Le gros point noir du film, c’est son scénario. Kenji Kamiyama se prend pour Mamoru Oshii et place ses personnages dans une intrigue métaphysique, théologique, conspirationniste qui ne sied aucunement au matériau d’origine. L’équipe des Cyborgs est l’une des premières équipe (la première équipe ?) de super-héros de l’histoire du manga. Leurs aventures étaient des histoires de science-fiction pleine de péripéties d’où se dégageait parfois un message anti-militariste assez simple. Kamiyama plonge ces héros dans une intrigue nébuleuse inutilement compliquée. Imaginez un film sur les Avengers où Tony Stark et Captain America débattraient pendant 45 minutes de la place de Thor par rapport à Dieu ou si s’opposer à Loki ne serait pas faire preuve de blasphème et vous aurez une idée du gâchis auquel ce livre 009 Re : Cyborg. Si le fait de placer les héros des années 60 dans un contexte plus sombre post 11 Septembre 2001 était une bonne idée en soit, le résultat final est trop bavard.
Kamiyama a également beaucoup de mal a gérer le nombre de personnages. Ainsi Great Britain (007) et Pyunma (008) se retrouvent escamotés de l’intrigue de manière aussi mystérieuse qu’arbitraire et ne réapparaîtront qu’à la toute fin du film.

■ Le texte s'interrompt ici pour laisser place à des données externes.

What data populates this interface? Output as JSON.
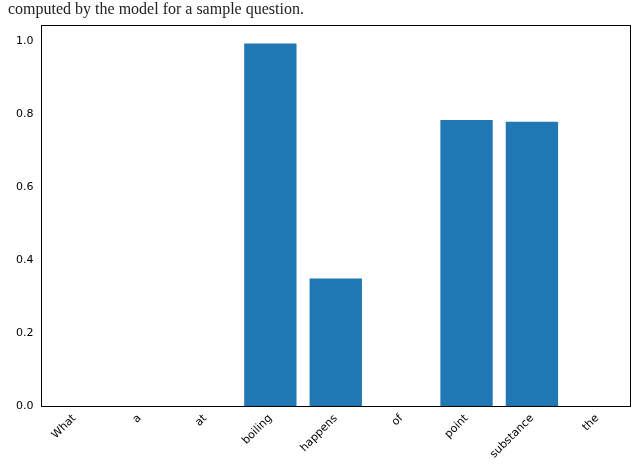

Pyunma n’aura même pas l’occasion de faire preuve de ses pouvoirs aquatiques (qui auraient d’ailleurs été bien utiles dans cette scène où, vers la fin du film, les Cyborgs prennent d’assaut un cuirassé américain). Il est enfin énervant de voir, au moment de la dernière scène d’action du film, les personnages se mettre à jouer la carte du sacrifice héroïque. Comme si Kenji Kamiyama allait vraiment tuer des personnages qui ne lui appartiennent pas. Ce ressort scénaristique éculé et pas du tout convaincant sera désamorcé juste après par un deus ex machina incompréhensible où les personnages sont sauvés on ne sait pas trop comment et sont finalement réunis tous ensembles pour l’épilogue. Une menace a été écarté mais les véritables responsables courent toujours. Il faudrait donc s’attendre une une hypothétique suite, mais ce premier film ne nous a pas vraiment convaincus.